Investors in N26 are working to remove the German digital bank's founders as co-chief executives after regulator BaFin once again identified risk management failings at the fintech, according to the Financial Times.
Backers are negotiating a deal that would see Valentin Stalf leave his role as co-CEO by September 1, with his fellow founder Max Tayenthal out by December 31, says the FT, citing sources.
N26's supervisory board chair Marcus Mosen would step in as interim co-chief executive.
Investors have moved to oust the founders after a BaFin special audit found "weaknesses in the internal control systems, processes and overall organisation," N26 stated in its annual report.
The watchdog has indicated that it will issue a formal warning to two members of N26's management board and put in place a special monitor.
The latest regulatory scrape comes a year after BaFin finally lifted a cap imposed in 2021 on the number of new customers the lender was allowed to onboard.
That cap - along with a €9.2 million fine - was handed down over lax money laundering controls.

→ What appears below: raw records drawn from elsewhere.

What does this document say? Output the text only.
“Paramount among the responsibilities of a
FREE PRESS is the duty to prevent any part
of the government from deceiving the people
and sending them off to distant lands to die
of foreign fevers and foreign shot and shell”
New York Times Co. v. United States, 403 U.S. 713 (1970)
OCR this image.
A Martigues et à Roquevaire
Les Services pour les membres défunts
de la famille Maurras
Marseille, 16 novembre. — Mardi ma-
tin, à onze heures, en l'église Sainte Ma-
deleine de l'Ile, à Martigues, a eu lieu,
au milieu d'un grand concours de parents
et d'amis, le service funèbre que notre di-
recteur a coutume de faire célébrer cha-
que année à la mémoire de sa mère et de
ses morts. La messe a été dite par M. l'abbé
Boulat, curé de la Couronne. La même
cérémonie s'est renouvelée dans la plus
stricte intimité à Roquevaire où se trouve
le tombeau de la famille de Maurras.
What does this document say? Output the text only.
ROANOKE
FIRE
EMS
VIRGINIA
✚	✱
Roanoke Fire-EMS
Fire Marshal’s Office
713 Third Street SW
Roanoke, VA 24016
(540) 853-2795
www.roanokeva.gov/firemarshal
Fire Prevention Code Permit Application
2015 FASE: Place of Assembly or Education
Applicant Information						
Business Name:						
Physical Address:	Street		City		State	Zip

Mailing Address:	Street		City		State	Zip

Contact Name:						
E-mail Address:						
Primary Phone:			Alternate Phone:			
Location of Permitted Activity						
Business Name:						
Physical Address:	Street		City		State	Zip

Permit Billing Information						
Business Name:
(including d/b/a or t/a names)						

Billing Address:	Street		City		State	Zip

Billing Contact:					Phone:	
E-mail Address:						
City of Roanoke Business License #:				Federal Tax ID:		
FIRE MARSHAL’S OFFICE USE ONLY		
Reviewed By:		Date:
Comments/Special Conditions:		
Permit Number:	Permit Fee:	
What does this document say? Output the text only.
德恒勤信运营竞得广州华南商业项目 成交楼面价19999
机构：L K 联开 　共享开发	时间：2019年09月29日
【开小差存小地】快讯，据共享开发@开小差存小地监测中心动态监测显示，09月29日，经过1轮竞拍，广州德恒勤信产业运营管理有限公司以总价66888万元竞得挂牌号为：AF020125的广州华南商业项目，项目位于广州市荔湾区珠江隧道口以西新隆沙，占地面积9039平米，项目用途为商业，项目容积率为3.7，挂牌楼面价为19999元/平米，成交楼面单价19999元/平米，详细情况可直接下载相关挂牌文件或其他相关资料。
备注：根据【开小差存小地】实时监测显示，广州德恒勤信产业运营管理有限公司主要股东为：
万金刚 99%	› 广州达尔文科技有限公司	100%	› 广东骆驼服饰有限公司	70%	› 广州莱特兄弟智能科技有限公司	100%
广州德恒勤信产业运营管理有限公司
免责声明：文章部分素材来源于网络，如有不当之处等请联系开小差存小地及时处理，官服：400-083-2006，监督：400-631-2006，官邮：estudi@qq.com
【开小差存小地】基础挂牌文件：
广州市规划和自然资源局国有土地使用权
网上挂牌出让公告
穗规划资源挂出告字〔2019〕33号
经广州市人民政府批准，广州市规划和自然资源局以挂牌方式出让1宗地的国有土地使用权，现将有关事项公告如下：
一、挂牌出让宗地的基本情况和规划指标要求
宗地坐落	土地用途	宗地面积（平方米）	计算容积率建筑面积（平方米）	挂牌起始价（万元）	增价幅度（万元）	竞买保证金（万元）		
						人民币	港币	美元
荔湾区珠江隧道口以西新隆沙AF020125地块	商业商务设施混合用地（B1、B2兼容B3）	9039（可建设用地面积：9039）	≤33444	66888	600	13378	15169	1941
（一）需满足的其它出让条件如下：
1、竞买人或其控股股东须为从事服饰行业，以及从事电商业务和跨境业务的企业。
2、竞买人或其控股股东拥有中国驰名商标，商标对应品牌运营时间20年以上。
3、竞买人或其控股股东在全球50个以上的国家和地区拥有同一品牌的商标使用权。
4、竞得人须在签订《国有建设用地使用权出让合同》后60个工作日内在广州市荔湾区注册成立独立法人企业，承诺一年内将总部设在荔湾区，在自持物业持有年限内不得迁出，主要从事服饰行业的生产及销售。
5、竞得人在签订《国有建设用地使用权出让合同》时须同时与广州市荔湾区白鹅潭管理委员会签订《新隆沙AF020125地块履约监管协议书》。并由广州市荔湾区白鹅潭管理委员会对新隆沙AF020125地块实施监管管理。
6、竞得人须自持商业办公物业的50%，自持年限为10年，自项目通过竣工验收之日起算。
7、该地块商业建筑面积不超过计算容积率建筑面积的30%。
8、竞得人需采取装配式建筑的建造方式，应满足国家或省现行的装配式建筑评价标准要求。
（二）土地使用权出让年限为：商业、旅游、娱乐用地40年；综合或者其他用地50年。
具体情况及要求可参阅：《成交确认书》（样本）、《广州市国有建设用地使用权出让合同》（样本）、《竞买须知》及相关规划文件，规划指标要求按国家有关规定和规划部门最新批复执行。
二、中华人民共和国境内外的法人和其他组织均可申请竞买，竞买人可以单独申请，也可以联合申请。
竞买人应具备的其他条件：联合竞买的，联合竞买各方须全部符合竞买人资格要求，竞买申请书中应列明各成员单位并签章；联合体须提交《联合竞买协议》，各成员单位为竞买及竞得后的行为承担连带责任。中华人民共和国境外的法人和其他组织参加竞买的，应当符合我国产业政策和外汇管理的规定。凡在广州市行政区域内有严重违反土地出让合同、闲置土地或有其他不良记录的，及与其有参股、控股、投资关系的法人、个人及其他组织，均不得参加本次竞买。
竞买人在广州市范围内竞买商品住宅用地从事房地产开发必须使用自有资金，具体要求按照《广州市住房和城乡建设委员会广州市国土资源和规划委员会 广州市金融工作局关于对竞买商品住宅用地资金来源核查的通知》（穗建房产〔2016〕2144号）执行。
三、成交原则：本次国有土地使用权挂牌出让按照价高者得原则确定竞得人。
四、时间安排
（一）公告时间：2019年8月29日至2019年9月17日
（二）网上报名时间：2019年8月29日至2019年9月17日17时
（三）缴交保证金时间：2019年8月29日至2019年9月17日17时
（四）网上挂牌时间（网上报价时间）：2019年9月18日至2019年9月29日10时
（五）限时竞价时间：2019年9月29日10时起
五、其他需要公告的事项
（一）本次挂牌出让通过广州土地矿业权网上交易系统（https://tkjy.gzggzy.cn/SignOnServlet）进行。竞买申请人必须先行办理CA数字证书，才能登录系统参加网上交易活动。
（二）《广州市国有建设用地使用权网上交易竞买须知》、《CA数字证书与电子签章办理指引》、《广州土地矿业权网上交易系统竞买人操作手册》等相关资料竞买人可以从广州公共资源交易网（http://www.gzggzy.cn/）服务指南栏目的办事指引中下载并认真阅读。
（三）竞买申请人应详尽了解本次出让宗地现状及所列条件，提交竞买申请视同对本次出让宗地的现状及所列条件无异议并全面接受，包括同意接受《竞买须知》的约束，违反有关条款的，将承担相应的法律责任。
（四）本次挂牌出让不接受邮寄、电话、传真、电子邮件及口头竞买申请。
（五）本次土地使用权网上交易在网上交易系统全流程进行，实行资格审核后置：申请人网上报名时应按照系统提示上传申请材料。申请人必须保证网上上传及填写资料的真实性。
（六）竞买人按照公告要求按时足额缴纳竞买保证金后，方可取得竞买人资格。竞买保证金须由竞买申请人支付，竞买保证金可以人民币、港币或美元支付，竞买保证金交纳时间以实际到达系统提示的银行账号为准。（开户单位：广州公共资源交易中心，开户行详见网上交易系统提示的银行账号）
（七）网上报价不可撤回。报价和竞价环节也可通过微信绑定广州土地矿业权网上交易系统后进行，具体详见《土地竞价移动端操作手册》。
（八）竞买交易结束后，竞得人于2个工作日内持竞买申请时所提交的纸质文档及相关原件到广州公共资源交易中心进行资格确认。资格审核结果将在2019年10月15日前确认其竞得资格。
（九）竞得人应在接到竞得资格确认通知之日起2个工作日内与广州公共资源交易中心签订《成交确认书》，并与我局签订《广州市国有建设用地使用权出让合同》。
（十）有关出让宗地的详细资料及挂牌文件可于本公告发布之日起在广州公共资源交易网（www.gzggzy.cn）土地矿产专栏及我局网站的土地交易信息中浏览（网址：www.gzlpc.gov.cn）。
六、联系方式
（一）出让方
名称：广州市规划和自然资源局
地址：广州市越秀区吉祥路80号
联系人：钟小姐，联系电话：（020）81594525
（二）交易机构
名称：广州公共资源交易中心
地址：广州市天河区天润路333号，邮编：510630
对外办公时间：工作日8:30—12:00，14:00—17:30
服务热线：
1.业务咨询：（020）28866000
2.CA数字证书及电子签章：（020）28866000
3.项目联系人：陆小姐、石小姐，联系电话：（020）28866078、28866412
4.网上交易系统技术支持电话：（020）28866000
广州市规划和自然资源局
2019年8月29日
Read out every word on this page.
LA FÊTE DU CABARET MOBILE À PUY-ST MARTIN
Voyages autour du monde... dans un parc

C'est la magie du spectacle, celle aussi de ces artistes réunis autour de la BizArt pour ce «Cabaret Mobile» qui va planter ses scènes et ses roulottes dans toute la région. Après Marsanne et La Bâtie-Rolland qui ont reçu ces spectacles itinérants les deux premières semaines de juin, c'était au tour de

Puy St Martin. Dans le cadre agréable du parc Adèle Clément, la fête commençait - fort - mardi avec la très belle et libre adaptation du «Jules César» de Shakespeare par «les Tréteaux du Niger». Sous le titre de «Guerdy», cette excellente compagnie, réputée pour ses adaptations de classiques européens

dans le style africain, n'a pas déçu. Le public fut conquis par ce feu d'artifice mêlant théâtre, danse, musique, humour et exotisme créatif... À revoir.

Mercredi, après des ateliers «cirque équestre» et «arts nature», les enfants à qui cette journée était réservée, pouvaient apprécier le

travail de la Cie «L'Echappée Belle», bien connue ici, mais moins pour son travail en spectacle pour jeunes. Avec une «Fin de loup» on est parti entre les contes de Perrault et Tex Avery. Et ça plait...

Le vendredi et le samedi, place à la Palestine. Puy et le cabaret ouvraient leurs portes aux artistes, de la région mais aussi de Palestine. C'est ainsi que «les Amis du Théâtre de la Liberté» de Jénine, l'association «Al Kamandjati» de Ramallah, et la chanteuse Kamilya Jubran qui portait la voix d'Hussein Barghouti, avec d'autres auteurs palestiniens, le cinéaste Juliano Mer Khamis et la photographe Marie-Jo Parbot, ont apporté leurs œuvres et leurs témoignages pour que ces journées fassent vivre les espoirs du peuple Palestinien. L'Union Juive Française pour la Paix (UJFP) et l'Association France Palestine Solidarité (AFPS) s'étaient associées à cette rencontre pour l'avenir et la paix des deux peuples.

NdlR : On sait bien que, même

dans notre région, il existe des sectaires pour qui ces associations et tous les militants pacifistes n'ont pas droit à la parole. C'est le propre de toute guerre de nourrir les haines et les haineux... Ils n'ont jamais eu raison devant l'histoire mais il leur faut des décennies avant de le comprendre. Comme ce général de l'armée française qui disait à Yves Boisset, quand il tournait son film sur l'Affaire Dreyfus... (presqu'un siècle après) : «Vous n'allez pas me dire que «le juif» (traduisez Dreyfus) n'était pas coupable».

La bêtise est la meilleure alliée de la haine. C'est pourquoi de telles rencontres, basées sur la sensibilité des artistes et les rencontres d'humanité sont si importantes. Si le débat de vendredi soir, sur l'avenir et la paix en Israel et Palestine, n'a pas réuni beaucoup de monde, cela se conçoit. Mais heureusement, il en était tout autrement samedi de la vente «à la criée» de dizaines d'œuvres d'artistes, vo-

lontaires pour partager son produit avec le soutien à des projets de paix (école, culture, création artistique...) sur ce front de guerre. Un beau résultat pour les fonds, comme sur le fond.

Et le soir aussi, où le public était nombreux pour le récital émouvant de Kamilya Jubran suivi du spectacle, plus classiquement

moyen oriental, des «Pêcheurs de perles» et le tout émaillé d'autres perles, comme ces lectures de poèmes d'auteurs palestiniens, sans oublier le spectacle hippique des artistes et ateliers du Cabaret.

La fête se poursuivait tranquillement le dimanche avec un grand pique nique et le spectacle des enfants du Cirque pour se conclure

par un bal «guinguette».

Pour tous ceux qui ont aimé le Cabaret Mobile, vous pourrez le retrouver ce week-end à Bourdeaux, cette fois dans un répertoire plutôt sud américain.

It was set at 50,000 new customers a month before being increased to 60,000 in 2023, severely limiting growth at Germany's most valuable fintech.
According to the FT, the latest issues forced N26 to put a funding round launched earlier this year on hold. The company had planned to buy out investors from its 2021 round who had been guaranteed a 25% annualised rate of return from when they invested.
The deal to oust Stalf and Tayenthal would see them waive their special voting rights in exchange for the investors taking a haircut on their returns, says the FT.